Doch auch die ArbeiterInnen müssen sich mit ihren Methoden am Kampf ihrer Klassengeschwister beteiligen: Schließlich sind die Geflüchteten ArbeiterInnen, denen der Verkauf ihrer Arbeitskraft verboten wird, oder sie arbeiten zu miserablen Bedingungen ohne Rechte und für die geringsten Löhne. Gleichzeitig wird die rassistische Hetze zur Spaltung der ArbeiterInnenklasse und zur Ausweitung der Prekarisierung benutzt. Nur eine klassenkämpferische Strömung in den Gewerkschaften, die ihre bürokratischen Führungen unter Druck setzt, ermöglicht es, den Kampf gegen den imperialistischen Hauptfeind aufzunehmen, der für die Lebensbedingungen der Geflüchteten und der ArbeiterInnenklasse insgesamt verantwortlich ist.

Auch wenn Teile der Linkspartei die Geflüchteten unterstützen, müssen sie ihre gesamten Möglichkeiten ausnutzen: Die Parlamentssitze müssen in den Dienst der Geflüchteten gestellt werden, die Mobilisierungen müssen aktiv vorangetrieben werden, durch Spenden müssen die existierenden Strukturen unterstützt werden. Doch bisher macht sich die Linkspartei in Ländern, in denen sie eine Regierungsverantwortung besitzt, politisch für Abschiebung von Tausenden Geflüchteten verantwortlich.
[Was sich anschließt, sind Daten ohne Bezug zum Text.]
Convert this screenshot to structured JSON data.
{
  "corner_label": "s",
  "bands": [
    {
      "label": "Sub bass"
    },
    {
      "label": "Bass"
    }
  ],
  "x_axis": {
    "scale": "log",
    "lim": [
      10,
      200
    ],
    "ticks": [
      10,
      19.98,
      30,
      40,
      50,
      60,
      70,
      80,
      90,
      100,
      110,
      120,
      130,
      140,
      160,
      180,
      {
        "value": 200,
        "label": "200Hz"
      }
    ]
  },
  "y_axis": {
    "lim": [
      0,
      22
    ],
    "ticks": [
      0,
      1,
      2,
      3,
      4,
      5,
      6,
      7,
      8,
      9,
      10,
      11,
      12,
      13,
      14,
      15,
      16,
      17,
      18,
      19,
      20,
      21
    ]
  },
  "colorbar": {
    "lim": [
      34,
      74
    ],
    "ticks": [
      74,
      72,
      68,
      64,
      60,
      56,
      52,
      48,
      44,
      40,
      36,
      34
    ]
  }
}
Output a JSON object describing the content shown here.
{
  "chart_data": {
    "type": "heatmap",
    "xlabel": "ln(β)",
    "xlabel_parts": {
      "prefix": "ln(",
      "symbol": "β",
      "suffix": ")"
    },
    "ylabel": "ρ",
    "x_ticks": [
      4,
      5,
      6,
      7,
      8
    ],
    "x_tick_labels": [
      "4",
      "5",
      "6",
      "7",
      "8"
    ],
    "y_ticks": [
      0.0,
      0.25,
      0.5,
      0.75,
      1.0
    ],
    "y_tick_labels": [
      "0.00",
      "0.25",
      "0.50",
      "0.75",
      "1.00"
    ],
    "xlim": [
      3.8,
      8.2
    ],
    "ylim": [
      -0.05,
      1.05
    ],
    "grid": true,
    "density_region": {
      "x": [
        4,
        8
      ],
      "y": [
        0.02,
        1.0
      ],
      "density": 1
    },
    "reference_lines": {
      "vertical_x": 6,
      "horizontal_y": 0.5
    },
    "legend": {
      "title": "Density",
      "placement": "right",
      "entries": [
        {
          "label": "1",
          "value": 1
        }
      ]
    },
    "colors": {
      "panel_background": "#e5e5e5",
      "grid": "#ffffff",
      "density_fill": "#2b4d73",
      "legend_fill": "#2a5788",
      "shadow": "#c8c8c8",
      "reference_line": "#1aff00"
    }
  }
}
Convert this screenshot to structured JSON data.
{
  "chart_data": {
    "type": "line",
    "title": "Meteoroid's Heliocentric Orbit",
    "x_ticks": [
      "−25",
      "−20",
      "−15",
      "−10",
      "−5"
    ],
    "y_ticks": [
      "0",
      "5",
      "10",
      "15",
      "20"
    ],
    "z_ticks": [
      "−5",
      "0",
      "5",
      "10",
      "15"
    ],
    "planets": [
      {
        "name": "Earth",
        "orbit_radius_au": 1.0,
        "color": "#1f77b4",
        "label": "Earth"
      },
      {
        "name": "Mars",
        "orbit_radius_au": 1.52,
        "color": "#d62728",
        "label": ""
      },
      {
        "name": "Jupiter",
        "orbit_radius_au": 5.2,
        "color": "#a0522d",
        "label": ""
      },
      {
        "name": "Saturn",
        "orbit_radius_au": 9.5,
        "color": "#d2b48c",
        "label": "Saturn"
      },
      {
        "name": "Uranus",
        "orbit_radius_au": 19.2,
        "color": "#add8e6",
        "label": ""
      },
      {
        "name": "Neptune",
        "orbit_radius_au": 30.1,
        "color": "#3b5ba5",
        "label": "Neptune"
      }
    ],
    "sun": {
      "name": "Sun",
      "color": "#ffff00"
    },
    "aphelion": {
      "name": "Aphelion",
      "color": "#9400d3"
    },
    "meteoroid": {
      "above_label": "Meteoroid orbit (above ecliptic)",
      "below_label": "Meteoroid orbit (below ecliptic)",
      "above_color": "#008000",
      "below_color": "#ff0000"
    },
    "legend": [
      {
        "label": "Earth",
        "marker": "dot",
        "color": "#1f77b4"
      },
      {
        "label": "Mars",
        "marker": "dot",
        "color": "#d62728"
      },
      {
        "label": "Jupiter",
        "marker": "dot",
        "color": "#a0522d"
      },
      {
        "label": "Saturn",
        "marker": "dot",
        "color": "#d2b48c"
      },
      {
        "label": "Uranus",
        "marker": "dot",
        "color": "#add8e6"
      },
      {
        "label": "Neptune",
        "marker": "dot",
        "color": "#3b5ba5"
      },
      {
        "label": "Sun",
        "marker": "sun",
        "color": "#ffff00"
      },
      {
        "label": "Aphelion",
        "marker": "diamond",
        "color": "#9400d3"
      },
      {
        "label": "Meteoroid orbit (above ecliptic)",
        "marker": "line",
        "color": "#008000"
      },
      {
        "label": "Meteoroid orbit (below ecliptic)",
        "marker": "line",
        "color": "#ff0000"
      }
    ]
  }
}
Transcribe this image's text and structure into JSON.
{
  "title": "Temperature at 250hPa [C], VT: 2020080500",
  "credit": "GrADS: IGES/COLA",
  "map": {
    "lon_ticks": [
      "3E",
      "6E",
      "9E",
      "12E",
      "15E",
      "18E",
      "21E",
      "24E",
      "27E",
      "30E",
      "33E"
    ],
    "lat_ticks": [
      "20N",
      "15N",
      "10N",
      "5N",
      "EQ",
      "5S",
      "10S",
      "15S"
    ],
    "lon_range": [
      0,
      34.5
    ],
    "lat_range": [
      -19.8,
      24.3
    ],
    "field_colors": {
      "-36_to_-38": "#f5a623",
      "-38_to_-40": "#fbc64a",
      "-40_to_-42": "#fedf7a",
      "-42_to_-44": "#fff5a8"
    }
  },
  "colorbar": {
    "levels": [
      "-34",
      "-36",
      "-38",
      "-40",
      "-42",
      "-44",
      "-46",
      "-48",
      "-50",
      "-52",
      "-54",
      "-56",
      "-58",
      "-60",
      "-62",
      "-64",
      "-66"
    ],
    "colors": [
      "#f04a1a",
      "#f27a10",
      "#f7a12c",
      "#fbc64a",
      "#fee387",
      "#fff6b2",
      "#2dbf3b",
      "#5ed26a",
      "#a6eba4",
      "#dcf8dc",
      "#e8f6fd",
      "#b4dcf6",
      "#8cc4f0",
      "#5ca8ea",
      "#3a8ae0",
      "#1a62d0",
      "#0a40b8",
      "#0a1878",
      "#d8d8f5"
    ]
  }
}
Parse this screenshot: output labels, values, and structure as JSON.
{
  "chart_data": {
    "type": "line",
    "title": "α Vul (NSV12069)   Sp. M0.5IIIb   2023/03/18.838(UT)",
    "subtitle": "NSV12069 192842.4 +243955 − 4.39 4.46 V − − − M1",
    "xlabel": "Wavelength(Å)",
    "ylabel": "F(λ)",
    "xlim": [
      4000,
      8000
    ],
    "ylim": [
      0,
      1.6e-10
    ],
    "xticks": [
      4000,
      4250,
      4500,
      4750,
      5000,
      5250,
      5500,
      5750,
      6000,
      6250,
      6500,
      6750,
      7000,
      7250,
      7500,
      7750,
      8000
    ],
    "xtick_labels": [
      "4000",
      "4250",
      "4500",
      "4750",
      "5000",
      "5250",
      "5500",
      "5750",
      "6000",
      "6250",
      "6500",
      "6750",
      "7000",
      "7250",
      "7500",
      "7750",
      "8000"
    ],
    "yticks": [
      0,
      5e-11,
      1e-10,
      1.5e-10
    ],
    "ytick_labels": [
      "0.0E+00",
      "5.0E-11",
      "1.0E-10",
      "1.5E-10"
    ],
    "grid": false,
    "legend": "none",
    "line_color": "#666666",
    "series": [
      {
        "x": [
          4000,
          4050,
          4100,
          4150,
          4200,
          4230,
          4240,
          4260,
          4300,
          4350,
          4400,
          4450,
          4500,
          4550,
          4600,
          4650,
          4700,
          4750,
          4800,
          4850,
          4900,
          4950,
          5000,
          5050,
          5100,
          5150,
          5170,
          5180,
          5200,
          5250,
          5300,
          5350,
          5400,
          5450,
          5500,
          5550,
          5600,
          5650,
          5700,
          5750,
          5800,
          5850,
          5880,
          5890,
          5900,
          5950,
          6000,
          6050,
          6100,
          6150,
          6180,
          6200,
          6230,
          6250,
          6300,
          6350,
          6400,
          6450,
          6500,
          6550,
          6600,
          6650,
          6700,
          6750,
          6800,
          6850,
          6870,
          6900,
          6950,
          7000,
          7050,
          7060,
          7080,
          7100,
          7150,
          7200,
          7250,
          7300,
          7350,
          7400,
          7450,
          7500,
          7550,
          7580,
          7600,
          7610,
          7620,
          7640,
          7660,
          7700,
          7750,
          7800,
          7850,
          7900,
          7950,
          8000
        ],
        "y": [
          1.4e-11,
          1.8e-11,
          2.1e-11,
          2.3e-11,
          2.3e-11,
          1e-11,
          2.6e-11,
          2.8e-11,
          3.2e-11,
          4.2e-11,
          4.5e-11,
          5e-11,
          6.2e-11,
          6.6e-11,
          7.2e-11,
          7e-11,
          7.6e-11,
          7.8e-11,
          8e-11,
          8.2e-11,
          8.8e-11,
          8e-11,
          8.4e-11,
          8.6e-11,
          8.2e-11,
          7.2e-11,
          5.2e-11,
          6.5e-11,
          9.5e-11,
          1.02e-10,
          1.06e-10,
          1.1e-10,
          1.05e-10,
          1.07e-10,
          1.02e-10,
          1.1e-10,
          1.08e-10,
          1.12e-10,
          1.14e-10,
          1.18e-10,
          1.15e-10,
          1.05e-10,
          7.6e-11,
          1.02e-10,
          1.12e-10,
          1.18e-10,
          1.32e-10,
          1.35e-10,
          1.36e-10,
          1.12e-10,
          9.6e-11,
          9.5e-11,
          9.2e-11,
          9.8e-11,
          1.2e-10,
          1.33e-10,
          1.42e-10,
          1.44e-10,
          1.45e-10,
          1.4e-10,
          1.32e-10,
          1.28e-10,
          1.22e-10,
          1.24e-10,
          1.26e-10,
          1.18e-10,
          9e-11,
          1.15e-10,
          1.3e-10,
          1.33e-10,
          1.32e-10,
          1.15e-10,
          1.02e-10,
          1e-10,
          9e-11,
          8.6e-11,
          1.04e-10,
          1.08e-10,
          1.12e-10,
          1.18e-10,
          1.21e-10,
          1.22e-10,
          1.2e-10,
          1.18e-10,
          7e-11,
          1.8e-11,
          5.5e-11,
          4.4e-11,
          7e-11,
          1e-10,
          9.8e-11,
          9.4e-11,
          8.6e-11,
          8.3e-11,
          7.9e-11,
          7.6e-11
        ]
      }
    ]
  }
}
In den kommenden Monaten wird die bundesweite Koordinierung von zentraler Bedeutung sein. Die Streikkomitees an Schulen und Universitäten sind dabei von zentraler Bedeutung, um die Solidaritätskampagne kontinuierlich weiterzuführen und den Druck durch die Mobilisierung aufrechtzuerhalten. Es werden verschiedene Aktionen stattfinden und es wird ein großer Schul- und Unistreik Ende Mai geplant.